Synopses & Reviews
Alice in Bed is a free dramatic fantasy which merges the life of Alice James, the brilliant sister of William and Henry James, with the heroine of Lewis Carroll's
Alice in Wonderland. It is a play about the anguish and grief and rage of women; and about the triumphs and limitations of the imagination.
Review
"Oddly eloquent."
--Bruce Weber, The New York Times "The dialog is terse and the action tense in this trenchant tale of imagination and feminine anger and grief.... Recommended for all drama and literature collections."
--Library Journal
Synopsis
Alice in Bed is a free dramatic fantasy based on the life of Alice James (1848-92), the brilliant sister of William and Henry James.
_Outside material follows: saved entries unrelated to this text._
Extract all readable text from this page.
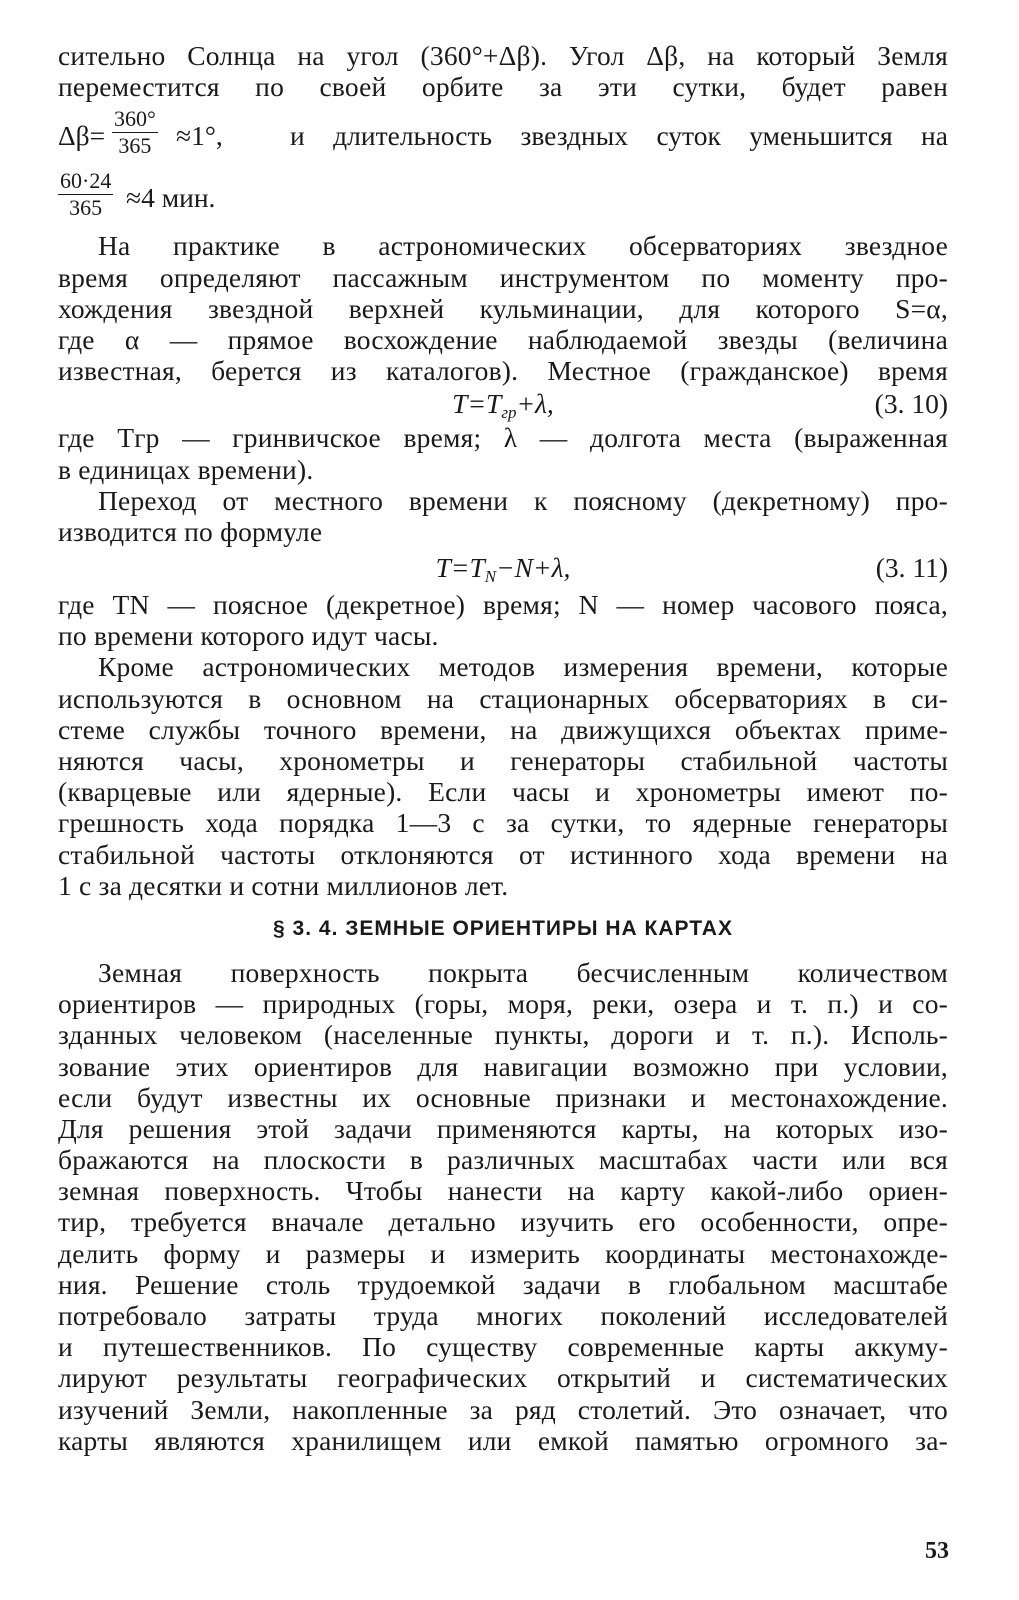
сительно Солнца на угол (360°+Δβ). Угол Δβ, на который Земля
переместится по своей орбите за эти сутки, будет равен
$\Delta\beta= \frac{360^\circ}{365} \approx 1^\circ$, и длительность звездных суток уменьшится на
$\frac{60\cdot 24}{365} \approx 4$ мин.
На практике в астрономических обсерваториях звездное
время определяют пассажным инструментом по моменту про-
хождения звездной верхней кульминации, для которого S=α,
где α — прямое восхождение наблюдаемой звезды (величина
известная, берется из каталогов). Местное (гражданское) время
$T=T_{гр}+\lambda$,	(3. 10)
где Tгр — гринвичское время; λ — долгота места (выраженная
в единицах времени).
Переход от местного времени к поясному (декретному) про-
изводится по формуле
$T=T_N-N+\lambda$,	(3. 11)
где TN — поясное (декретное) время; N — номер часового пояса,
по времени которого идут часы.
Кроме астрономических методов измерения времени, которые
используются в основном на стационарных обсерваториях в си-
стеме службы точного времени, на движущихся объектах приме-
няются часы, хронометры и генераторы стабильной частоты
(кварцевые или ядерные). Если часы и хронометры имеют по-
грешность хода порядка 1—3 с за сутки, то ядерные генераторы
стабильной частоты отклоняются от истинного хода времени на
1 с за десятки и сотни миллионов лет.
§ 3. 4. ЗЕМНЫЕ ОРИЕНТИРЫ НА КАРТАХ
Земная поверхность покрыта бесчисленным количеством
ориентиров — природных (горы, моря, реки, озера и т. п.) и со-
зданных человеком (населенные пункты, дороги и т. п.). Исполь-
зование этих ориентиров для навигации возможно при условии,
если будут известны их основные признаки и местонахождение.
Для решения этой задачи применяются карты, на которых изо-
бражаются на плоскости в различных масштабах части или вся
земная поверхность. Чтобы нанести на карту какой-либо ориен-
тир, требуется вначале детально изучить его особенности, опре-
делить форму и размеры и измерить координаты местонахожде-
ния. Решение столь трудоемкой задачи в глобальном масштабе
потребовало затраты труда многих поколений исследователей
и путешественников. По существу современные карты аккуму-
лируют результаты географических открытий и систематических
изучений Земли, накопленные за ряд столетий. Это означает, что
карты являются хранилищем или емкой памятью огромного за-
53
The waters of depression closed over Alice James when she was nineteen; she tried to summon the courage to commit suicide, she suffered from a variety of vague and debilitating ailments, she went abroad, she stayed in bed, she kept a diary, and she died... at age forty-three. In Susan Sontag's play, Alice James merges imaginatively with the other great Alice of her period, the heroine of Lewis Carroll's Alice's Adventures in Wonderland. A tea party is convened where Alice is counseled by Emily Dickinson and Margaret Fuller and by two exemplary angry women from the nineteenth-century stage: Myrtha, the Queen of the Wilis (from Giselle), and Kundry (from Wagner's Parsifal), the guilt-ridden woman who wants to sleep. Alice in Bed is a play about the anguish and grief and rage of women, about mental traveling, about the triumphs and limitations of the imagination. It is a powerful and memorable addition to Susan Sontag's achievement as a writer.
About the Author
Susan Sontag was the author of four novels, including In America, which won the 2000 National Book Award for Fiction; a collection of stories; several plays; and seven works of nonfiction. She died in New York City on December 28, 2004.